10. Neyse ki, reddedilmenin açtığı psikolojik yaraları iyileştirmek mümkün.
Reddedilmenin yarattığı psikolojik, duygusal, zihinsel hasarları tamir etmek mümkün. Bunu etkili bir şekilde yapabilmek için her bir psikolojik yarayı farklı yönleriyle ele almalıyız. Örneğin, duygusal acıları hafifletmeye, duyduğumuz kızgınlık ve şiddete dönüşebilecek siniri azaltmaya, özgüvenimizi korumaya ve aidiyet duygumuzu dengelemeye çalışmalıyız.
Reddedildiğinizde Nasıl Cevap Vermeli?
Yaşamınız boyunca çeşitli sebeplerden reddedilmek kaçınılmazdır. Kimileri onlarca veya yüzlerce kez reddedilir, diğerleri çok daha az hayır kelimesiyle karşılaşır ancak kendisine hiç hayır denilmemiş bir insan yoktur demek gerçekçi olur. Dolayısıyla, hepimizin sağlıklı bir reddedilme felsefesine ihtiyacı vardır.

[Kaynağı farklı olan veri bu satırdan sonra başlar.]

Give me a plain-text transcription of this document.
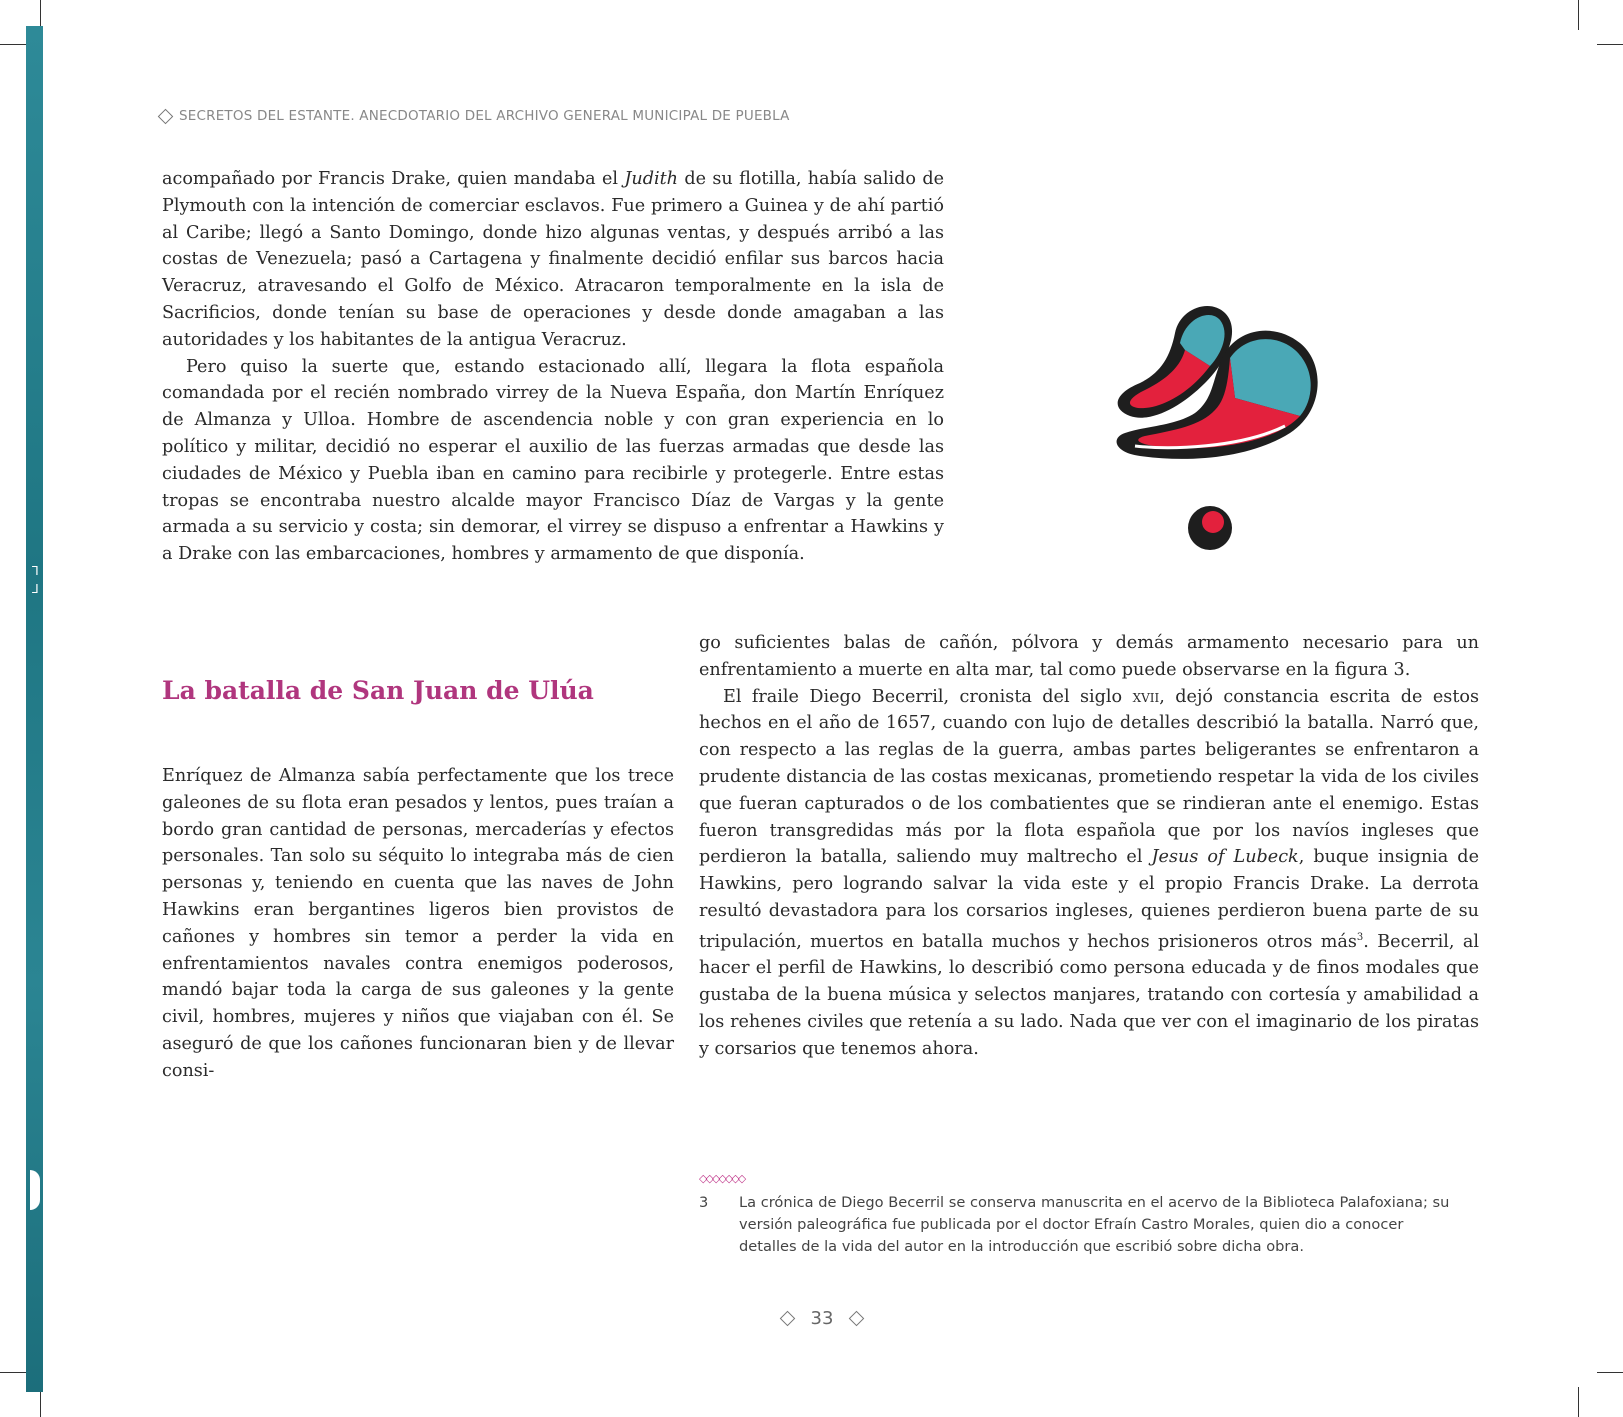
ᒣ ᒧ
SECRETOS DEL ESTANTE. ANECDOTARIO DEL ARCHIVO GENERAL MUNICIPAL DE PUEBLA

acompañado por Francis Drake, quien mandaba el Judith de su flotilla, había salido de Plymouth con la intención de comerciar esclavos. Fue primero a Guinea y de ahí partió al Caribe; llegó a Santo Domingo, donde hizo algunas ventas, y después arribó a las costas de Venezuela; pasó a Cartagena y finalmente decidió enfilar sus barcos hacia Veracruz, atravesando el Golfo de México. Atracaron temporalmente en la isla de Sacrificios, donde tenían su base de operaciones y desde donde amagaban a las autoridades y los habitantes de la antigua Veracruz.

Pero quiso la suerte que, estando estacionado allí, llegara la flota española comandada por el recién nombrado virrey de la Nueva España, don Martín Enríquez de Almanza y Ulloa. Hombre de ascendencia noble y con gran experiencia en lo político y militar, decidió no esperar el auxilio de las fuerzas armadas que desde las ciudades de México y Puebla iban en camino para recibirle y protegerle. Entre estas tropas se encontraba nuestro alcalde mayor Francisco Díaz de Vargas y la gente armada a su servicio y costa; sin demorar, el virrey se dispuso a enfrentar a Hawkins y a Drake con las embarcaciones, hombres y armamento de que disponía.

La batalla de San Juan de Ulúa

Enríquez de Almanza sabía perfectamente que los trece galeones de su flota eran pesados y lentos, pues traían a bordo gran cantidad de personas, mercaderías y efectos personales. Tan solo su séquito lo integraba más de cien personas y, teniendo en cuenta que las naves de John Hawkins eran bergantines ligeros bien provistos de cañones y hombres sin temor a perder la vida en enfrentamientos navales contra enemigos poderosos, mandó bajar toda la carga de sus galeones y la gente civil, hombres, mujeres y niños que viajaban con él. Se aseguró de que los cañones funcionaran bien y de llevar consi-

go suficientes balas de cañón, pólvora y demás armamento necesario para un enfrentamiento a muerte en alta mar, tal como puede observarse en la figura 3.

El fraile Diego Becerril, cronista del siglo xvii, dejó constancia escrita de estos hechos en el año de 1657, cuando con lujo de detalles describió la batalla. Narró que, con respecto a las reglas de la guerra, ambas partes beligerantes se enfrentaron a prudente distancia de las costas mexicanas, prometiendo respetar la vida de los civiles que fueran capturados o de los combatientes que se rindieran ante el enemigo. Estas fueron transgredidas más por la flota española que por los navíos ingleses que perdieron la batalla, saliendo muy maltrecho el Jesus of Lubeck, buque insignia de Hawkins, pero logrando salvar la vida este y el propio Francis Drake. La derrota resultó devastadora para los corsarios ingleses, quienes perdieron buena parte de su tripulación, muertos en batalla muchos y hechos prisioneros otros más$^3$. Becerril, al hacer el perfil de Hawkins, lo describió como persona educada y de finos modales que gustaba de la buena música y selectos manjares, tratando con cortesía y amabilidad a los rehenes civiles que retenía a su lado. Nada que ver con el imaginario de los piratas y corsarios que tenemos ahora.

◇◇◇◇◇◇◇
3	La crónica de Diego Becerril se conserva manuscrita en el acervo de la Biblioteca Palafoxiana; su versión paleográfica fue publicada por el doctor Efraín Castro Morales, quien dio a conocer detalles de la vida del autor en la introducción que escribió sobre dicha obra.
33
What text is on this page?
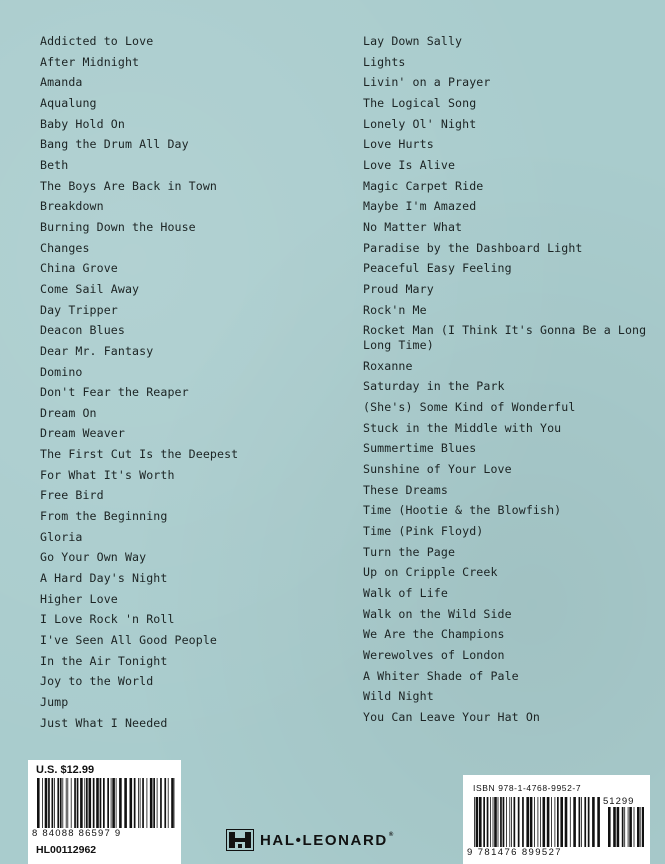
Addicted to Love
After Midnight
Amanda
Aqualung
Baby Hold On
Bang the Drum All Day
Beth
The Boys Are Back in Town
Breakdown
Burning Down the House
Changes
China Grove
Come Sail Away
Day Tripper
Deacon Blues
Dear Mr. Fantasy
Domino
Don't Fear the Reaper
Dream On
Dream Weaver
The First Cut Is the Deepest
For What It's Worth
Free Bird
From the Beginning
Gloria
Go Your Own Way
A Hard Day's Night
Higher Love
I Love Rock 'n Roll
I've Seen All Good People
In the Air Tonight
Joy to the World
Jump
Just What I Needed
Lay Down Sally
Lights
Livin' on a Prayer
The Logical Song
Lonely Ol' Night
Love Hurts
Love Is Alive
Magic Carpet Ride
Maybe I'm Amazed
No Matter What
Paradise by the Dashboard Light
Peaceful Easy Feeling
Proud Mary
Rock'n Me
Rocket Man (I Think It's Gonna Be a Long Long Time)
Roxanne
Saturday in the Park
(She's) Some Kind of Wonderful
Stuck in the Middle with You
Summertime Blues
Sunshine of Your Love
These Dreams
Time (Hootie & the Blowfish)
Time (Pink Floyd)
Turn the Page
Up on Cripple Creek
Walk of Life
Walk on the Wild Side
We Are the Champions
Werewolves of London
A Whiter Shade of Pale
Wild Night
You Can Leave Your Hat On
U.S. $12.99
8 84088 86597 9
HL00112962
ISBN 978-1-4768-9952-7
51299
9 781476 899527
HAL•LEONARD®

Kendi kendinizi eleştirmeyi bırakın.
Reddedilmenin hemen ardından insanın kendi hatalarını kendi yüzüne vurması ve neleri hatalı yaptığını bir bir listelemesi doğası gereği kaçınılmaz olsa da, YAPMAYIN! Bunun yerine, düşüncelerinizi gelecekte neleri farklı yapabileceğinize odaklayın.
Her reddi kişisel olarak algılamayın.
Özel veya iş yaşamınızda aldığınız hayır’ların birçoğu zaman, şartlar ve kontrol edemediğiniz birçok faktörün sonucudur. Reddedildiğinizde kusuru sadece kendinizde aramak gereksiz olduğu gibi, yıpratıcı ve sizi yanlış sonuçlara götüren bir hareket olacaktır.
Kendinize verdiğiniz değeri sağlamlaştırın.
Eksikleriniz yerine güçlü yönlerinize odaklanın. Sizi siz yapan ve kendinizle gurur duymanızı sağlayan beş özelliğiniz nedir? Listeleyin.
Sosyal bağlantılar kurun, çevrenizle yeniden yakınlaşın.
Çevremiz dâhilinde aranan ve istenen insanlar olmak hepimiz için çok önemlidir. Reddedilmek bizim duygusal dengemizi mahveder, aidiyet duygumuzu yerinden sarsar. Bu nedenle, kendi kendimize sevildiğimizi ve bize değer verenlerin olduğunu hatırlatmamız gerekir. İş yerinde reddedildiyseniz ve iş arkadaşlarınızla aranıza mesafe koymak istiyorsanız, aileniz ve özel yaşamınızdaki arkadaşlarınızın desteğini alın. Bırakın bu zorlu dönemini geçirmenize yardımcı olsunlar.